RITUAL PROCESS

Unsung Weavers is a call for the renewal of ceremonial textile production. Our collected fabrics date from a time when every household created its own clothing and each village contained multiple craftspeople. Traditional rural production was dependent on life’s rhythmic cycles, requiring both rainwater and dry periods, in tune with the seasons and nature’s ancient wisdom. Once woven, blankets were felted in riverbeds after the rains came. Through ritualistic processes wool’s innate properties became animated by earthly divinities, alongside water and light, before being reanimated by the maker’s hands. Unsung Weavers re-frames these traditions of material metamorphosis for the present day, with our work serving as a living tribute to the timeless collaboration between nature’s human and non-human agents.

LOCAL WOOL

The collected vintage fabrics we work with act as a live link with the real and imagined roots we all have with the past. Usually coming from monasteries or old dowry chests, they were reproduced in collaboration with a family farm in the Epirus region: the farmers gather surplus wool from their animals for us, before weaving it on an electronic loom and felting it traditionally in the natural water beds of Epirus.
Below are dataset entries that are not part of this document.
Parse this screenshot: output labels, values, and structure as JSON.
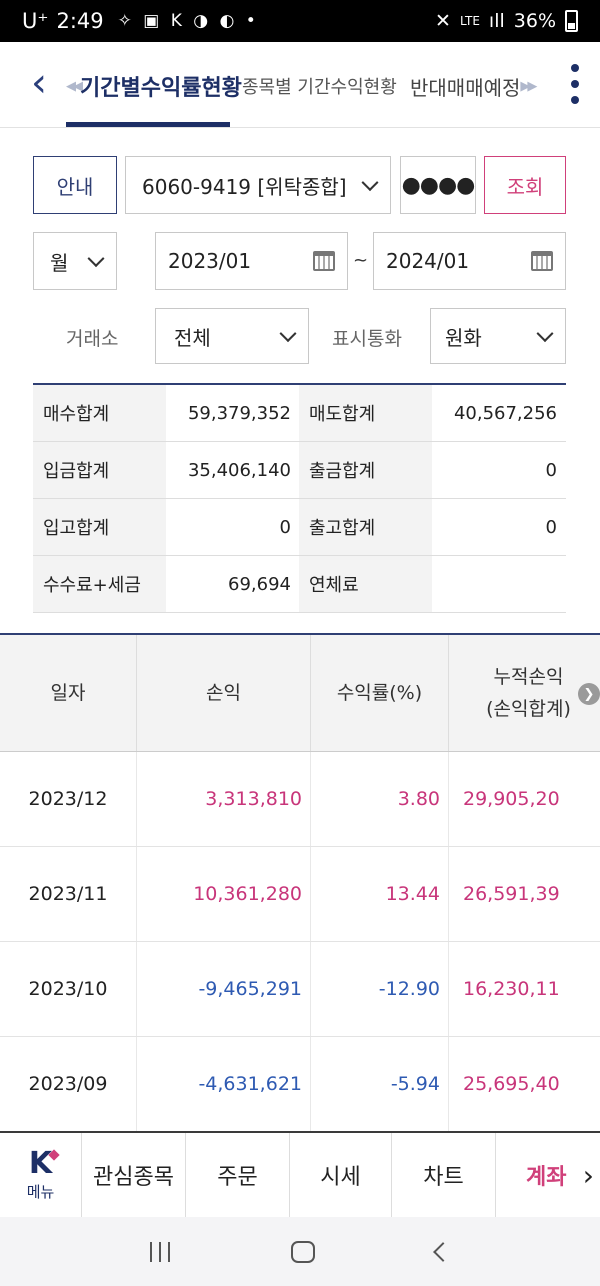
{
  "status_bar": {
    "carrier": "U⁺",
    "time": "2:49",
    "notification_icons": "✧ ▣ K ◑ ◐ •",
    "network": "LTE",
    "signal": "ıll",
    "battery_percent": "36%"
  },
  "header": {
    "tabs": [
      {
        "label": "기간별수익률현황",
        "active": true
      },
      {
        "label": "종목별 기간수익현황",
        "active": false
      },
      {
        "label": "반대매매예정",
        "active": false
      }
    ]
  },
  "form": {
    "guide_button": "안내",
    "account_value": "6060-9419 [위탁종합]",
    "password_mask": "●●●●",
    "query_button": "조회",
    "period_value": "월",
    "date_from": "2023/01",
    "date_separator": "~",
    "date_to": "2024/01",
    "exchange_label": "거래소",
    "exchange_value": "전체",
    "currency_label": "표시통화",
    "currency_value": "원화"
  },
  "summary": [
    {
      "label_a": "매수합계",
      "value_a": "59,379,352",
      "label_b": "매도합계",
      "value_b": "40,567,256"
    },
    {
      "label_a": "입금합계",
      "value_a": "35,406,140",
      "label_b": "출금합계",
      "value_b": "0"
    },
    {
      "label_a": "입고합계",
      "value_a": "0",
      "label_b": "출고합계",
      "value_b": "0"
    },
    {
      "label_a": "수수료+세금",
      "value_a": "69,694",
      "label_b": "연체료",
      "value_b": ""
    }
  ],
  "table": {
    "headers": {
      "date": "일자",
      "pnl": "손익",
      "rate": "수익률(%)",
      "cumulative_line1": "누적손익",
      "cumulative_line2": "(손익합계)"
    },
    "rows": [
      {
        "date": "2023/12",
        "pnl": "3,313,810",
        "rate": "3.80",
        "cumulative": "29,905,20",
        "sign": "pos"
      },
      {
        "date": "2023/11",
        "pnl": "10,361,280",
        "rate": "13.44",
        "cumulative": "26,591,39",
        "sign": "pos"
      },
      {
        "date": "2023/10",
        "pnl": "-9,465,291",
        "rate": "-12.90",
        "cumulative": "16,230,11",
        "sign": "neg"
      },
      {
        "date": "2023/09",
        "pnl": "-4,631,621",
        "rate": "-5.94",
        "cumulative": "25,695,40",
        "sign": "neg"
      }
    ]
  },
  "bottom_nav": {
    "menu_logo": "K",
    "menu_label": "메뉴",
    "items": [
      "관심종목",
      "주문",
      "시세",
      "차트",
      "계좌"
    ],
    "next_glyph": "›"
  },
  "colors": {
    "navy": "#1d2f66",
    "positive": "#c8357a",
    "negative": "#2e5ab2",
    "accent_pink": "#d0407a"
  }
}
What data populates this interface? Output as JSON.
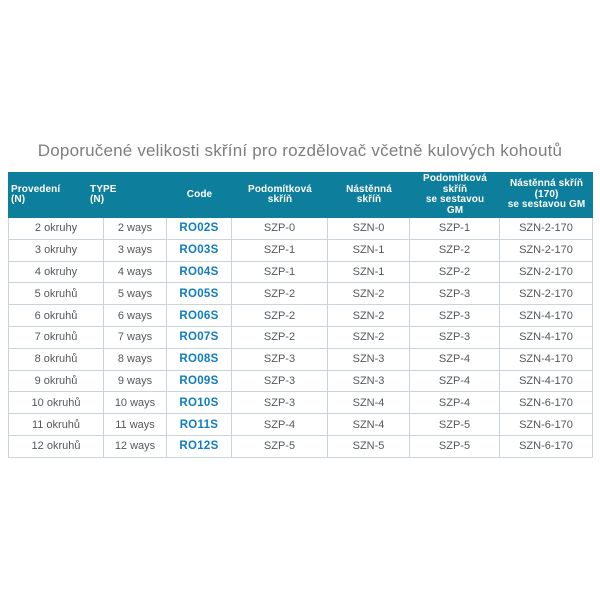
{
  "title": "Doporučené velikosti skříní pro rozdělovač včetně kulových kohoutů",
  "colors": {
    "header_bg": "#0E7E9D",
    "header_text": "#FFFFFF",
    "body_text": "#54585A",
    "code_text": "#0E7DC1",
    "border": "#C9D4DB",
    "title_text": "#7E7E7E"
  },
  "table": {
    "headers": [
      {
        "key": "provedeni-n",
        "label": "Provedení\n(N)"
      },
      {
        "key": "type-n",
        "label": "TYPE\n(N)"
      },
      {
        "key": "code",
        "label": "Code"
      },
      {
        "key": "podomitkova-skrin",
        "label": "Podomítková\nskříň"
      },
      {
        "key": "nastenna-skrin",
        "label": "Nástěnná\nskříň"
      },
      {
        "key": "podomitkova-skrin-se-sestavou-gm",
        "label": "Podomítková\nskříň\nse sestavou\nGM"
      },
      {
        "key": "nastenna-skrin-170-se-sestavou-gm",
        "label": "Nástěnná skříň\n(170)\nse sestavou GM"
      }
    ],
    "rows": [
      [
        "2 okruhy",
        "2 ways",
        "RO02S",
        "SZP-0",
        "SZN-0",
        "SZP-1",
        "SZN-2-170"
      ],
      [
        "3 okruhy",
        "3 ways",
        "RO03S",
        "SZP-1",
        "SZN-1",
        "SZP-2",
        "SZN-2-170"
      ],
      [
        "4 okruhy",
        "4 ways",
        "RO04S",
        "SZP-1",
        "SZN-1",
        "SZP-2",
        "SZN-2-170"
      ],
      [
        "5 okruhů",
        "5 ways",
        "RO05S",
        "SZP-2",
        "SZN-2",
        "SZP-3",
        "SZN-2-170"
      ],
      [
        "6 okruhů",
        "6 ways",
        "RO06S",
        "SZP-2",
        "SZN-2",
        "SZP-3",
        "SZN-4-170"
      ],
      [
        "7 okruhů",
        "7 ways",
        "RO07S",
        "SZP-2",
        "SZN-2",
        "SZP-3",
        "SZN-4-170"
      ],
      [
        "8 okruhů",
        "8 ways",
        "RO08S",
        "SZP-3",
        "SZN-3",
        "SZP-4",
        "SZN-4-170"
      ],
      [
        "9 okruhů",
        "9 ways",
        "RO09S",
        "SZP-3",
        "SZN-3",
        "SZP-4",
        "SZN-4-170"
      ],
      [
        "10 okruhů",
        "10 ways",
        "RO10S",
        "SZP-3",
        "SZN-4",
        "SZP-4",
        "SZN-6-170"
      ],
      [
        "11 okruhů",
        "11 ways",
        "RO11S",
        "SZP-4",
        "SZN-4",
        "SZP-5",
        "SZN-6-170"
      ],
      [
        "12 okruhů",
        "12 ways",
        "RO12S",
        "SZP-5",
        "SZN-5",
        "SZP-5",
        "SZN-6-170"
      ]
    ]
  }
}
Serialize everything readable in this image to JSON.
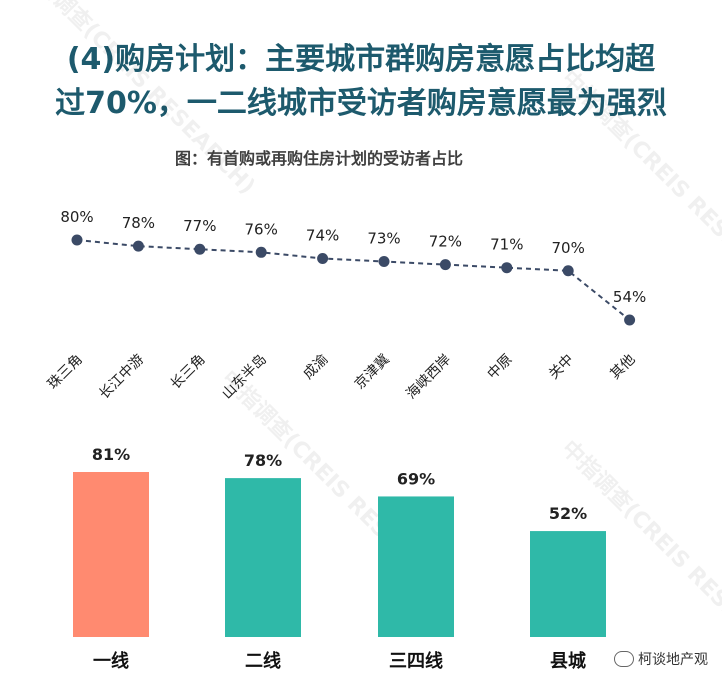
{
  "headline": {
    "line1": "(4)购房计划：主要城市群购房意愿占比均超",
    "line2": "过70%，一二线城市受访者购房意愿最为强烈"
  },
  "watermark": "中指调查(CREIS RESEARCH)",
  "brand": "柯谈地产观",
  "chart_data": [
    {
      "type": "line",
      "title": "图：有首购或再购住房计划的受访者占比",
      "categories": [
        "珠三角",
        "长江中游",
        "长三角",
        "山东半岛",
        "成渝",
        "京津冀",
        "海峡西岸",
        "中原",
        "关中",
        "其他"
      ],
      "values": [
        80,
        78,
        77,
        76,
        74,
        73,
        72,
        71,
        70,
        54
      ],
      "value_labels": [
        "80%",
        "78%",
        "77%",
        "76%",
        "74%",
        "73%",
        "72%",
        "71%",
        "70%",
        "54%"
      ],
      "line_style": "dashed",
      "ylim": [
        50,
        85
      ],
      "colors": {
        "line": "#3b4a66",
        "marker": "#3b4a66"
      }
    },
    {
      "type": "bar",
      "categories": [
        "一线",
        "二线",
        "三四线",
        "县城"
      ],
      "values": [
        81,
        78,
        69,
        52
      ],
      "value_labels": [
        "81%",
        "78%",
        "69%",
        "52%"
      ],
      "ylim": [
        0,
        100
      ],
      "colors": [
        "#ff8a70",
        "#2fb9a8",
        "#2fb9a8",
        "#2fb9a8"
      ]
    }
  ]
}
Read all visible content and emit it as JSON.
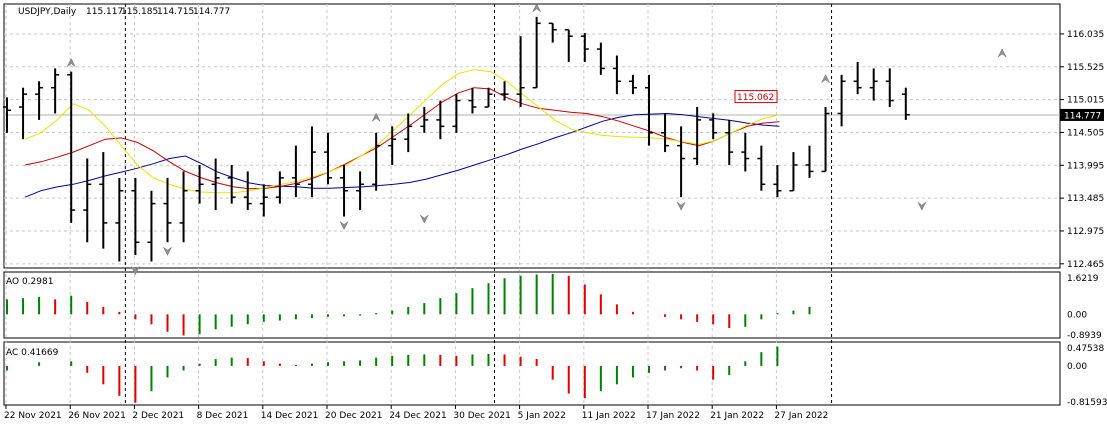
{
  "chart_data": {
    "type": "ohlc",
    "symbol": "USDJPY,Daily",
    "header_values": [
      "115.117",
      "115.185",
      "114.715",
      "114.777"
    ],
    "current_price": 114.777,
    "current_price_label": "114.777",
    "marker_price": 115.062,
    "marker_price_label": "115.062",
    "price_axis_ticks": [
      "116.035",
      "115.525",
      "115.015",
      "114.505",
      "113.995",
      "113.485",
      "112.975",
      "112.465"
    ],
    "ylim": [
      112.4,
      116.5
    ],
    "date_labels": [
      "22 Nov 2021",
      "26 Nov 2021",
      "2 Dec 2021",
      "8 Dec 2021",
      "14 Dec 2021",
      "20 Dec 2021",
      "24 Dec 2021",
      "30 Dec 2021",
      "5 Jan 2022",
      "11 Jan 2022",
      "17 Jan 2022",
      "21 Jan 2022",
      "27 Jan 2022"
    ],
    "date_label_bar_index": [
      0,
      4,
      8,
      12,
      16,
      20,
      24,
      28,
      32,
      36,
      40,
      44,
      48
    ],
    "separator_bar_index": [
      7,
      30,
      51
    ],
    "bars": [
      {
        "o": 114.9,
        "h": 115.05,
        "l": 114.5,
        "c": 114.85
      },
      {
        "o": 114.9,
        "h": 115.2,
        "l": 114.4,
        "c": 115.1
      },
      {
        "o": 115.1,
        "h": 115.3,
        "l": 114.7,
        "c": 115.2
      },
      {
        "o": 115.2,
        "h": 115.5,
        "l": 114.8,
        "c": 115.4
      },
      {
        "o": 115.4,
        "h": 115.45,
        "l": 113.1,
        "c": 113.3
      },
      {
        "o": 113.3,
        "h": 114.1,
        "l": 112.8,
        "c": 113.7
      },
      {
        "o": 113.7,
        "h": 114.2,
        "l": 112.7,
        "c": 113.1
      },
      {
        "o": 113.1,
        "h": 113.8,
        "l": 112.5,
        "c": 113.6
      },
      {
        "o": 113.6,
        "h": 113.8,
        "l": 112.6,
        "c": 112.8
      },
      {
        "o": 112.8,
        "h": 113.6,
        "l": 112.5,
        "c": 113.4
      },
      {
        "o": 113.4,
        "h": 113.8,
        "l": 112.8,
        "c": 113.1
      },
      {
        "o": 113.1,
        "h": 113.9,
        "l": 112.8,
        "c": 113.6
      },
      {
        "o": 113.6,
        "h": 114.0,
        "l": 113.4,
        "c": 113.7
      },
      {
        "o": 113.7,
        "h": 114.1,
        "l": 113.3,
        "c": 113.8
      },
      {
        "o": 113.8,
        "h": 114.0,
        "l": 113.4,
        "c": 113.5
      },
      {
        "o": 113.5,
        "h": 113.9,
        "l": 113.3,
        "c": 113.4
      },
      {
        "o": 113.4,
        "h": 113.7,
        "l": 113.2,
        "c": 113.5
      },
      {
        "o": 113.5,
        "h": 113.9,
        "l": 113.4,
        "c": 113.8
      },
      {
        "o": 113.8,
        "h": 114.3,
        "l": 113.5,
        "c": 113.7
      },
      {
        "o": 113.7,
        "h": 114.6,
        "l": 113.5,
        "c": 114.2
      },
      {
        "o": 114.2,
        "h": 114.5,
        "l": 113.7,
        "c": 113.8
      },
      {
        "o": 113.8,
        "h": 114.0,
        "l": 113.2,
        "c": 113.6
      },
      {
        "o": 113.6,
        "h": 113.9,
        "l": 113.3,
        "c": 113.7
      },
      {
        "o": 113.7,
        "h": 114.5,
        "l": 113.6,
        "c": 114.3
      },
      {
        "o": 114.3,
        "h": 114.6,
        "l": 114.0,
        "c": 114.4
      },
      {
        "o": 114.4,
        "h": 114.8,
        "l": 114.2,
        "c": 114.6
      },
      {
        "o": 114.6,
        "h": 114.9,
        "l": 114.5,
        "c": 114.7
      },
      {
        "o": 114.7,
        "h": 115.0,
        "l": 114.4,
        "c": 114.6
      },
      {
        "o": 114.6,
        "h": 115.1,
        "l": 114.5,
        "c": 115.0
      },
      {
        "o": 115.0,
        "h": 115.2,
        "l": 114.8,
        "c": 114.9
      },
      {
        "o": 114.9,
        "h": 115.2,
        "l": 114.9,
        "c": 115.1
      },
      {
        "o": 115.1,
        "h": 115.3,
        "l": 115.0,
        "c": 115.1
      },
      {
        "o": 115.1,
        "h": 116.0,
        "l": 114.9,
        "c": 115.2
      },
      {
        "o": 115.2,
        "h": 116.3,
        "l": 115.2,
        "c": 116.2
      },
      {
        "o": 116.2,
        "h": 116.2,
        "l": 115.9,
        "c": 116.1
      },
      {
        "o": 116.1,
        "h": 116.1,
        "l": 115.6,
        "c": 116.0
      }
    ],
    "bars_cont": [
      {
        "o": 116.0,
        "h": 116.05,
        "l": 115.6,
        "c": 115.8
      },
      {
        "o": 115.8,
        "h": 115.9,
        "l": 115.4,
        "c": 115.5
      },
      {
        "o": 115.5,
        "h": 115.7,
        "l": 115.1,
        "c": 115.3
      },
      {
        "o": 115.3,
        "h": 115.4,
        "l": 115.1,
        "c": 115.2
      },
      {
        "o": 115.2,
        "h": 115.4,
        "l": 114.3,
        "c": 114.5
      },
      {
        "o": 114.5,
        "h": 114.8,
        "l": 114.2,
        "c": 114.3
      },
      {
        "o": 114.3,
        "h": 114.6,
        "l": 113.5,
        "c": 114.1
      },
      {
        "o": 114.1,
        "h": 114.9,
        "l": 114.0,
        "c": 114.7
      },
      {
        "o": 114.7,
        "h": 114.8,
        "l": 114.4,
        "c": 114.5
      },
      {
        "o": 114.5,
        "h": 114.7,
        "l": 114.0,
        "c": 114.2
      },
      {
        "o": 114.2,
        "h": 114.5,
        "l": 113.9,
        "c": 114.1
      },
      {
        "o": 114.1,
        "h": 114.3,
        "l": 113.6,
        "c": 113.7
      },
      {
        "o": 113.7,
        "h": 114.0,
        "l": 113.5,
        "c": 113.6
      },
      {
        "o": 113.6,
        "h": 114.2,
        "l": 113.6,
        "c": 114.0
      },
      {
        "o": 114.0,
        "h": 114.3,
        "l": 113.8,
        "c": 113.9
      },
      {
        "o": 113.9,
        "h": 114.9,
        "l": 113.9,
        "c": 114.8
      },
      {
        "o": 114.8,
        "h": 115.4,
        "l": 114.6,
        "c": 115.3
      },
      {
        "o": 115.3,
        "h": 115.6,
        "l": 115.1,
        "c": 115.2
      },
      {
        "o": 115.2,
        "h": 115.5,
        "l": 115.0,
        "c": 115.3
      },
      {
        "o": 115.3,
        "h": 115.5,
        "l": 114.9,
        "c": 115.0
      },
      {
        "o": 115.1,
        "h": 115.2,
        "l": 114.7,
        "c": 114.78
      }
    ],
    "fractals_up": [
      {
        "i": 4,
        "v": 115.45
      },
      {
        "i": 23,
        "v": 114.6
      },
      {
        "i": 33,
        "v": 116.3
      },
      {
        "i": 51,
        "v": 115.2
      },
      {
        "i": 62,
        "v": 115.6
      }
    ],
    "fractals_down": [
      {
        "i": 8,
        "v": 112.5
      },
      {
        "i": 10,
        "v": 112.8
      },
      {
        "i": 21,
        "v": 113.2
      },
      {
        "i": 26,
        "v": 113.3
      },
      {
        "i": 42,
        "v": 113.5
      },
      {
        "i": 57,
        "v": 113.5
      }
    ],
    "ma_series": [
      {
        "color": "#0000a0",
        "values": [
          113.5,
          113.6,
          113.66,
          113.7,
          113.76,
          113.83,
          113.89,
          113.95,
          114.02,
          114.1,
          114.14,
          114.02,
          113.89,
          113.8,
          113.72,
          113.68,
          113.67,
          113.66,
          113.64,
          113.64,
          113.65,
          113.66,
          113.68,
          113.7,
          113.73,
          113.78,
          113.85,
          113.92,
          114.0,
          114.08,
          114.16,
          114.25,
          114.33,
          114.42,
          114.5,
          114.59,
          114.68,
          114.74,
          114.78,
          114.79,
          114.8,
          114.78,
          114.75,
          114.72,
          114.69,
          114.65,
          114.62,
          114.6
        ]
      },
      {
        "color": "#cc0000",
        "values": [
          114.0,
          114.05,
          114.12,
          114.2,
          114.3,
          114.4,
          114.42,
          114.35,
          114.22,
          114.05,
          113.9,
          113.8,
          113.72,
          113.66,
          113.63,
          113.64,
          113.67,
          113.72,
          113.8,
          113.9,
          114.02,
          114.15,
          114.28,
          114.45,
          114.62,
          114.8,
          114.98,
          115.12,
          115.2,
          115.18,
          115.05,
          114.95,
          114.88,
          114.85,
          114.82,
          114.8,
          114.75,
          114.68,
          114.6,
          114.52,
          114.42,
          114.35,
          114.3,
          114.38,
          114.5,
          114.6,
          114.65,
          114.67
        ]
      },
      {
        "color": "#e6e600",
        "values": [
          114.4,
          114.5,
          114.7,
          114.95,
          114.85,
          114.6,
          114.3,
          114.0,
          113.8,
          113.7,
          113.62,
          113.58,
          113.57,
          113.57,
          113.6,
          113.65,
          113.7,
          113.75,
          113.82,
          113.9,
          114.0,
          114.15,
          114.32,
          114.55,
          114.78,
          115.02,
          115.25,
          115.42,
          115.48,
          115.45,
          115.3,
          115.1,
          114.9,
          114.7,
          114.56,
          114.5,
          114.46,
          114.44,
          114.43,
          114.42,
          114.4,
          114.36,
          114.32,
          114.38,
          114.5,
          114.62,
          114.72,
          114.78
        ]
      }
    ],
    "ma_start_index": [
      0,
      0,
      0
    ],
    "ao": {
      "label": "AO 0.2981",
      "ticks": [
        "1.6219",
        "0.00",
        "-0.8939"
      ],
      "ylim": [
        -0.95,
        1.7
      ],
      "values": [
        0.6,
        0.65,
        0.7,
        0.6,
        0.75,
        0.5,
        0.3,
        0.1,
        -0.2,
        -0.4,
        -0.7,
        -0.85,
        -0.8,
        -0.6,
        -0.5,
        -0.4,
        -0.3,
        -0.25,
        -0.2,
        -0.15,
        -0.1,
        -0.08,
        -0.05,
        0.05,
        0.15,
        0.3,
        0.45,
        0.65,
        0.85,
        1.05,
        1.25,
        1.45,
        1.55,
        1.6,
        1.62,
        1.55,
        1.2,
        0.8,
        0.4,
        0.1,
        0.0,
        -0.1,
        -0.2,
        -0.3,
        -0.4,
        -0.55,
        -0.5,
        -0.2,
        0.05,
        0.15,
        0.3
      ]
    },
    "ac": {
      "label": "AC 0.41669",
      "ticks": [
        "0.47538",
        "0.00",
        "-0.81593"
      ],
      "ylim": [
        -0.85,
        0.52
      ],
      "values": [
        -0.1,
        0.0,
        0.08,
        0.0,
        0.1,
        -0.15,
        -0.4,
        -0.65,
        -0.8,
        -0.55,
        -0.25,
        -0.1,
        0.05,
        0.15,
        0.18,
        0.17,
        0.1,
        0.05,
        0.02,
        0.05,
        0.08,
        0.1,
        0.12,
        0.18,
        0.22,
        0.24,
        0.25,
        0.24,
        0.22,
        0.25,
        0.26,
        0.25,
        0.2,
        0.15,
        -0.3,
        -0.6,
        -0.7,
        -0.55,
        -0.4,
        -0.25,
        -0.15,
        -0.1,
        -0.05,
        -0.1,
        -0.3,
        -0.2,
        0.1,
        0.3,
        0.42
      ]
    }
  }
}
The initial raw, thick, dense cloth has since been transformed ensuring its continuity into the future.


WEAVING AND FELTING

The process of weaving and felting was a community effort: shearing the animals, spinning thread, hand-weaving. The weaving was done in narrow looms no wider than 130 cm, which meant the weaver would need to then stitch together two, three or four separate segments to create a length of material to work with. To generate the thick, dense, waterproof quality of felted wool, the length of fabric would be washed in the river and stone pools, soaked for lengthy periods, then beaten during the rains to produce its final structure and left to freely expand.

HAND-DYE

After scouring the hills of Attica sourcing coloured flowers and searching for roots, the dyeing is done by hand in our Athenian studio. Once gathered, the piles of herbs first need crushing and fermenting to draw out their tones. Everything is weighted. Depending on the thread's consistency, fabrics are dyed in multiple stages to ensure best results. Bark dust billows in the air, slow boiling turns the mixture to molten bronze, and dark water-swirls over the wool. The fabrics then dry in the sunlight, lying out under the open skies.